PercepticOS is the intelligence layer above the customer’s internal tools and data. It is where scientific teams test hypotheses, compare internal evidence against external benchmarks, and build a knowledge base that doesn’t restart with every new project.
Atlas is the clinical data foundation that recapitulates internal and external trial data, providing the substrate everything else stands on. Live deployments have produced a 50-fold increase in clinical data extractions.
Perceptic in practice
A pharma company evaluating a new therapeutic area starts inside PercepticOS, pressure-testing a hypothesis against the evidence base. That triggers Scout to sweep external assets and rank them against the evolving thesis, in minutes instead of weeks. Candidates feed back into PercepticOS with full context, where Atlas surfaces the trial history, benchmarks and endpoint precedents that determine which assets are tractable.

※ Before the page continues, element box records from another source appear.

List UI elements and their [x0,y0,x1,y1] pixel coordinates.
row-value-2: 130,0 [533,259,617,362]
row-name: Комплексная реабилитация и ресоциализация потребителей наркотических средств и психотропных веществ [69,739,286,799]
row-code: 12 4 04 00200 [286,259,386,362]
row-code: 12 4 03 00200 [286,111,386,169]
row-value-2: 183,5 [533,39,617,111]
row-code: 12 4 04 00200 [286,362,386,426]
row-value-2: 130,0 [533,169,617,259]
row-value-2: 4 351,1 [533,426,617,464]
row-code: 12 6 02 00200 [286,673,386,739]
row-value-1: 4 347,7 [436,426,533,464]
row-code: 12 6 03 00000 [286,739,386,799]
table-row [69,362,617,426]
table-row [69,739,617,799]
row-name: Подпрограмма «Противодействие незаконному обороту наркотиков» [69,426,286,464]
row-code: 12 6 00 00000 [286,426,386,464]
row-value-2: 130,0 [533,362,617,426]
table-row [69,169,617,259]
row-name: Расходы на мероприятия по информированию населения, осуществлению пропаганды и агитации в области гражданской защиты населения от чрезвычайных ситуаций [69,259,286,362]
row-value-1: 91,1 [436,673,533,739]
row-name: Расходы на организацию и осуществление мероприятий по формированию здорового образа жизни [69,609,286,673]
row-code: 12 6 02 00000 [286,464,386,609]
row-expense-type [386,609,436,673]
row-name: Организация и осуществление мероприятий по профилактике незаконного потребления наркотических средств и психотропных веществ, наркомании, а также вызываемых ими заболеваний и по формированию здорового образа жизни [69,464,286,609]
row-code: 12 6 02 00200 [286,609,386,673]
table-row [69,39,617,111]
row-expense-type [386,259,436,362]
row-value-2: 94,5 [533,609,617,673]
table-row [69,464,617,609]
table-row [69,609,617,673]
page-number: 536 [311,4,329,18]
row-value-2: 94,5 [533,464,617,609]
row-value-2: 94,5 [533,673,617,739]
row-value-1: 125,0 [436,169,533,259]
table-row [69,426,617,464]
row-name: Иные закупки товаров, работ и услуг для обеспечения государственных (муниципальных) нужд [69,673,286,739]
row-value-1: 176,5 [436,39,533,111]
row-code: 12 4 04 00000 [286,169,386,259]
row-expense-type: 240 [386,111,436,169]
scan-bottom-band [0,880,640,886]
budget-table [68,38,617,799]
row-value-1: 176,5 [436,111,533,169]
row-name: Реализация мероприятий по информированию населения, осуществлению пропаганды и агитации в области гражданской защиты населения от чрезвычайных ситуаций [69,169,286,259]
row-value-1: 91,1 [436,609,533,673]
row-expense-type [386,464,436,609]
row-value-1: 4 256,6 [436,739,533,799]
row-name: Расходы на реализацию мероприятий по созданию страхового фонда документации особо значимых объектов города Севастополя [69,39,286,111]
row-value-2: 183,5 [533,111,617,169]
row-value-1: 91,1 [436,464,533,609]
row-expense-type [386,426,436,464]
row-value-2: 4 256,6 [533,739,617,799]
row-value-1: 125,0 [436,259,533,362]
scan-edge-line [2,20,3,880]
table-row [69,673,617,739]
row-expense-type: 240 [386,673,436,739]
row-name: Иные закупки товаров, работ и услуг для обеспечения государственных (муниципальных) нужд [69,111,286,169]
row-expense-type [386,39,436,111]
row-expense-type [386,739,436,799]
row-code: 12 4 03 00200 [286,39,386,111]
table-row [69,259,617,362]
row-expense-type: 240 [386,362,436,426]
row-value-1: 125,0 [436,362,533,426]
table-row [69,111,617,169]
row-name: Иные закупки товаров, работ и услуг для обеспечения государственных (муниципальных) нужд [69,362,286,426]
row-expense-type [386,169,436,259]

A customer doesn’t buy three products. They deploy AI workers that learn their organization, their tools, their data, their decisions, and the instance gets more valuable every month. Perceptic follows the drug, not the department.
The perfect team, forged at Palantir
Air Street Capital has invested in many AI-first techbio companies including Profluent, Allcyte (acquired by Exscientia), Valence Discovery (acquired by Recursion), all of which are in the business of discovering novel drugs. Perceptic is the opposite bet: the AI-first software that makes drug developers themselves better and faster.

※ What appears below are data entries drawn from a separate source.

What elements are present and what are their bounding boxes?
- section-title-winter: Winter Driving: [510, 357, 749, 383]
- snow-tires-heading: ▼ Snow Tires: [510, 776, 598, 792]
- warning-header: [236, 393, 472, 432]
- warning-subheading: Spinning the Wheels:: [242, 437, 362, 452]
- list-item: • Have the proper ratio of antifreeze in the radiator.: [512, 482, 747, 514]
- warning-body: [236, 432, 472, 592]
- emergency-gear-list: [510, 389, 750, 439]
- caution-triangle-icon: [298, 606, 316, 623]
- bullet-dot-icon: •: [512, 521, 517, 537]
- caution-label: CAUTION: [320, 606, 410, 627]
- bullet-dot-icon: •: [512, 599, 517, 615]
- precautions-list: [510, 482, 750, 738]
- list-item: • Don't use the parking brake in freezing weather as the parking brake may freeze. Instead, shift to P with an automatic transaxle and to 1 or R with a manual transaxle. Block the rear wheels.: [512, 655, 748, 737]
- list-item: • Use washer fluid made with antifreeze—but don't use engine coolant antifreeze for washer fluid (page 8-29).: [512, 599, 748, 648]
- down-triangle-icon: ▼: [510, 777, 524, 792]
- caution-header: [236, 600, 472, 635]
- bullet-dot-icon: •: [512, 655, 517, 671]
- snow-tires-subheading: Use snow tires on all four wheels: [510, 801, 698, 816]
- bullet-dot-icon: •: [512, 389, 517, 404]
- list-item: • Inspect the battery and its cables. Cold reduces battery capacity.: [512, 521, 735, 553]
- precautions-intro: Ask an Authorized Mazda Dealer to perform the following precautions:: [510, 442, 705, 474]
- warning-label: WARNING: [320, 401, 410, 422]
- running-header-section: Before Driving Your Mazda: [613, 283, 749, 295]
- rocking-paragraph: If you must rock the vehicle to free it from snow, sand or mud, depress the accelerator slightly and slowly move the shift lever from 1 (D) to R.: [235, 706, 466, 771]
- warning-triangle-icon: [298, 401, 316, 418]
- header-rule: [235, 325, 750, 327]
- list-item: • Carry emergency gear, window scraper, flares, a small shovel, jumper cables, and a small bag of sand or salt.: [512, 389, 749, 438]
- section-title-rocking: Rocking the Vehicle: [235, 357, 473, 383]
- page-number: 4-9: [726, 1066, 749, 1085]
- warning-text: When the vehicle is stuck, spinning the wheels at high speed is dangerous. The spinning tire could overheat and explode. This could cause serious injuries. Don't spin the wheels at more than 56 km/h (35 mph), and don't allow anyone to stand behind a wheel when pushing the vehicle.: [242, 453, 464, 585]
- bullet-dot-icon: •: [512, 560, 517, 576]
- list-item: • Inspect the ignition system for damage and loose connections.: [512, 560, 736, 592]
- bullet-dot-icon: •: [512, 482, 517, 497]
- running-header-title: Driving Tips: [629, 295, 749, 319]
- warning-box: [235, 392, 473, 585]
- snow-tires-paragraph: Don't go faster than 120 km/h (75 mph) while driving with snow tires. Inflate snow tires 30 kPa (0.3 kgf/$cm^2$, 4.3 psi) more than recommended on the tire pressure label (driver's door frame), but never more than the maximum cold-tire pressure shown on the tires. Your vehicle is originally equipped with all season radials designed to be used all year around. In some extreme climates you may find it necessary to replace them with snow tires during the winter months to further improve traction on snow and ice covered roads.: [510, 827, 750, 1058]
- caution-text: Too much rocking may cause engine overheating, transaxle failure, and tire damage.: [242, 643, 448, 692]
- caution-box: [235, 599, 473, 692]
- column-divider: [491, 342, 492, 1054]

As an investor I am generally of the view that the money is in the drug, not the tools. Perceptic is the exception. The moment has come to bet on the AI-first software layer, and the right team has shown up to build it.
Two ingredients matter, and they are rarely found together. The first is the DNA of shipping production AI into the hardest enterprise environments. Tilman, Martin and Zaki were core contributors to Palantir’s AIP, the suite designed to securely connect frontier AI with an organization’s internal data and operations. They are operators who learned over a decade what it takes to put production AI inside regulated, data-sensitive, multi-stakeholder enterprises. They know where deployments break, and what the six-month security reviews actually ask for.
The second is deep knowledge of pharma workflows themselves. Frontier models are spiky in their capabilities, and the spikes only line up with value when you graft them onto the proprietary workflow knowledge of the end user. The team’s years inside Palantir’s Life Sciences practice mean they understand the nitty-gritty of bending increasingly capable frontier AI systems into the shape pharma R&D actually requires. That is not something you can buy on the open market.
CSL and multiple top-20 pharma companies that we cannot name publicly trusted that thesis enough to deploy Perceptic before the company came out of stealth - the highest-signal proof point any seed-stage company can have.
What comes next
If Perceptic is right, drug development moves from a 15-year linear bench-to-bedside process to one that runs on always-on infrastructure, where every insight from every team is wired into every subsequent decision. The handoffs stop being where information dies: they become where it accelerates.
That is the category that is forming around Perceptic.
Congratulations to Tilman, Martin, Zaki and the whole Perceptic team. We’re proud to be on the journey.